Seeing the invisible

One of the most insidious ‘features’ of Power BI is that it automatically adds a shadow date table for every date that it finds in your data model. That means if you have five fields with dates in them, you will have five different shadow date tables. What makes this situation worse is that you can’t do anything to change them, until you eradicate them by creating a date table yourself.

This isn’t a post on how to create a date table (there are lots of good posts on that subject already out there). Instead I just want to show you something I discovered when I was playing around in DAX Studio, a tool created by Alberto Ferrari and Marco Russo. (If you have never played with DAX Studio, I can’t encourage you enough to do so!)

Once I connected my PBIX file with DAX Studio, I noticed that I could see my shadow date tables.

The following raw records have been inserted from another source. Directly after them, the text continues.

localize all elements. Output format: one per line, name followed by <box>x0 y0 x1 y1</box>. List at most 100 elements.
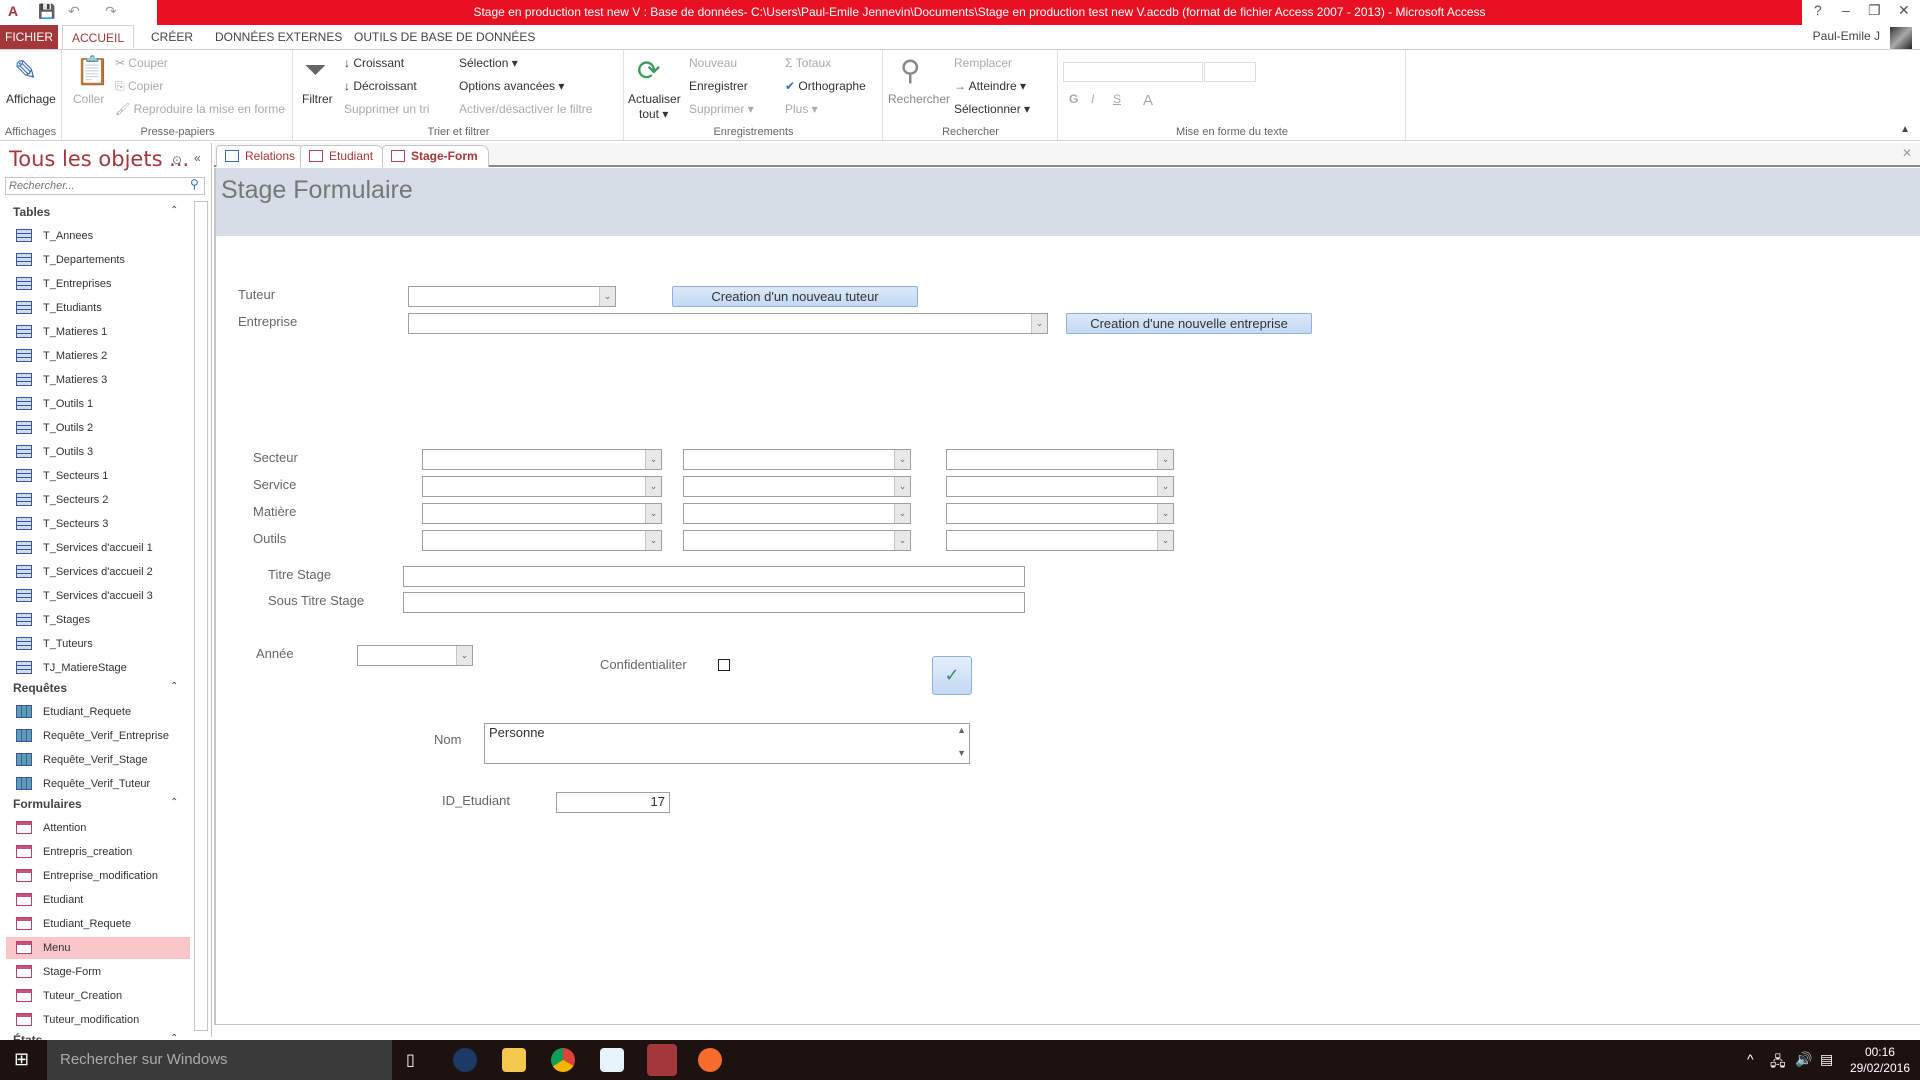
chevron-down-icon[interactable]: ⌄ <box>645 450 661 469</box>
tab-donnees-externes[interactable]: DONNÉES EXTERNES <box>207 25 350 49</box>
collapse-section-icon[interactable]: ⌃ <box>170 205 178 216</box>
close-document-icon[interactable]: ✕ <box>1902 146 1912 160</box>
underline-button[interactable]: S <box>1113 92 1121 106</box>
tray-chevron-up-icon[interactable]: ^ <box>1747 1051 1754 1067</box>
nav-item[interactable]: T_Tuteurs <box>6 633 190 655</box>
nav-item[interactable]: T_Stages <box>6 609 190 631</box>
affichage-button[interactable]: Affichage <box>6 92 56 106</box>
tab-outils-bdd[interactable]: OUTILS DE BASE DE DONNÉES <box>346 25 543 49</box>
remplacer-button[interactable]: Remplacer <box>954 56 1012 70</box>
chevron-down-icon[interactable]: ⌄ <box>456 646 472 665</box>
criteria-combo[interactable]: ⌄ <box>946 503 1174 524</box>
save-icon[interactable]: 💾 <box>38 3 55 20</box>
file-explorer-icon[interactable] <box>502 1048 526 1072</box>
nav-item[interactable]: T_Secteurs 2 <box>6 489 190 511</box>
chevron-down-icon[interactable]: ⌄ <box>1157 504 1173 523</box>
totaux-button[interactable]: Σ Totaux <box>785 56 831 70</box>
nav-menu-icon[interactable]: ⊙ <box>172 153 182 167</box>
undo-icon[interactable]: ↶ <box>68 3 80 20</box>
font-color-button[interactable]: A <box>1143 92 1153 109</box>
doc-tab-stage-form[interactable]: Stage-Form <box>382 145 489 167</box>
new-tuteur-button[interactable]: Creation d'un nouveau tuteur <box>672 286 918 307</box>
doc-tab-relations[interactable]: Relations <box>216 145 307 167</box>
chevron-down-icon[interactable]: ⌄ <box>645 531 661 550</box>
copier-button[interactable]: ⎘ Copier <box>115 79 163 94</box>
id-etudiant-input[interactable]: 17 <box>556 792 670 813</box>
access-app-icon[interactable]: A <box>8 3 18 19</box>
nouveau-button[interactable]: Nouveau <box>689 56 737 70</box>
nav-item[interactable]: T_Etudiants <box>6 297 190 319</box>
nav-item[interactable]: T_Departements <box>6 249 190 271</box>
nav-item[interactable]: Etudiant_Requete <box>6 701 190 723</box>
task-view-icon[interactable]: ▯ <box>406 1050 415 1070</box>
windows-start-icon[interactable]: ⊞ <box>14 1049 29 1070</box>
croissant-button[interactable]: ↓ Croissant <box>344 56 404 70</box>
network-icon[interactable]: 🖧 <box>1770 1051 1786 1075</box>
nav-item[interactable]: Requête_Verif_Tuteur <box>6 773 190 795</box>
criteria-combo[interactable]: ⌄ <box>683 449 911 470</box>
tab-creer[interactable]: CRÉER <box>143 25 201 49</box>
nav-section-header[interactable]: Tables <box>13 205 50 219</box>
sous-titre-stage-input[interactable] <box>403 592 1025 613</box>
nav-item[interactable]: Etudiant_Requete <box>6 913 190 935</box>
redo-icon[interactable]: ↷ <box>105 3 117 20</box>
nav-item[interactable]: T_Entreprises <box>6 273 190 295</box>
nav-title[interactable]: Tous les objets ... <box>9 147 189 171</box>
new-entreprise-button[interactable]: Creation d'une nouvelle entreprise <box>1066 313 1312 334</box>
selection-button[interactable]: Sélection ▾ <box>459 56 518 70</box>
tab-accueil[interactable]: ACCUEIL <box>62 25 134 49</box>
steam-icon[interactable] <box>453 1048 477 1072</box>
nav-item[interactable]: Tuteur_Creation <box>6 985 190 1007</box>
enregistrer-button[interactable]: Enregistrer <box>689 79 748 93</box>
close-button[interactable]: ✕ <box>1898 2 1910 19</box>
tuteur-combo[interactable]: ⌄ <box>408 286 616 307</box>
activer-filtre-button[interactable]: Activer/désactiver le filtre <box>459 102 592 116</box>
chevron-down-icon[interactable]: ⌄ <box>1157 450 1173 469</box>
entreprise-combo[interactable]: ⌄ <box>408 313 1048 334</box>
chevron-down-icon[interactable]: ⌄ <box>645 504 661 523</box>
nav-item[interactable]: T_Matieres 2 <box>6 345 190 367</box>
nav-item[interactable]: Stage-Form <box>6 961 190 983</box>
uplay-icon[interactable] <box>600 1048 624 1072</box>
criteria-combo[interactable]: ⌄ <box>683 530 911 551</box>
scroll-down-icon[interactable]: ▼ <box>957 748 966 758</box>
chevron-down-icon[interactable]: ⌄ <box>894 531 910 550</box>
validate-button[interactable]: ✓ <box>932 656 972 695</box>
clock[interactable]: 00:16 29/02/2016 <box>1850 1044 1910 1076</box>
chevron-down-icon[interactable]: ⌄ <box>645 477 661 496</box>
criteria-combo[interactable]: ⌄ <box>422 449 662 470</box>
nav-item[interactable]: Requête_Verif_Entreprise <box>6 725 190 747</box>
chevron-down-icon[interactable]: ⌄ <box>599 287 615 306</box>
collapse-nav-icon[interactable]: « <box>194 151 201 165</box>
criteria-combo[interactable]: ⌄ <box>422 503 662 524</box>
criteria-combo[interactable]: ⌄ <box>946 530 1174 551</box>
nav-item[interactable]: T_Outils 2 <box>6 417 190 439</box>
tab-fichier[interactable]: FICHIER <box>0 25 58 49</box>
actualiser-button[interactable]: Actualiser <box>628 92 681 106</box>
reproduire-button[interactable]: 🖌 Reproduire la mise en forme <box>115 102 285 116</box>
volume-icon[interactable]: 🔊 <box>1795 1051 1812 1068</box>
font-name-select[interactable] <box>1063 62 1203 82</box>
scroll-up-icon[interactable]: ▲ <box>957 725 966 735</box>
italic-button[interactable]: I <box>1091 92 1094 106</box>
nav-item[interactable]: T_Outils 3 <box>6 441 190 463</box>
nom-textarea[interactable]: Personne ▲ ▼ <box>484 723 970 764</box>
coller-button[interactable]: Coller <box>73 92 104 106</box>
nav-item[interactable]: Tuteur_modification <box>6 1009 190 1031</box>
origin-icon[interactable] <box>698 1048 722 1072</box>
notifications-icon[interactable]: ▤ <box>1820 1051 1833 1068</box>
annee-combo[interactable]: ⌄ <box>357 645 473 666</box>
options-avancees-button[interactable]: Options avancées ▾ <box>459 79 564 93</box>
avatar[interactable] <box>1890 27 1912 49</box>
bold-button[interactable]: G <box>1069 92 1078 106</box>
confidentialiter-checkbox[interactable] <box>718 659 730 671</box>
criteria-combo[interactable]: ⌄ <box>683 503 911 524</box>
chevron-down-icon[interactable]: ⌄ <box>894 450 910 469</box>
nav-item[interactable]: T_Matieres 1 <box>6 321 190 343</box>
chrome-icon[interactable] <box>551 1048 575 1072</box>
nav-section-header[interactable]: Requêtes <box>13 681 67 695</box>
nav-scrollbar[interactable] <box>194 201 208 1031</box>
chevron-down-icon[interactable]: ⌄ <box>894 477 910 496</box>
nav-item[interactable]: Requête_Verif_Stage <box>6 749 190 771</box>
decroissant-button[interactable]: ↓ Décroissant <box>344 79 417 93</box>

Here’s a screen shot:

Before creating a date table

So I got curious. What would it look like once I had created an ‘official’ date table? Here’s a screen shot:

After creating a date table

The “Calendar” table is my official date table. The only thing that has changed is the tiny blue icon on the Calendar table (the red arrow is pointing to it).

I realize that this is not earth shattering, but I am pleased that I am starting to explore beyond the Power BI Desktop and Service, and into some of the excellent external tools that support and work with Power BI.

Which external tools are your favorite?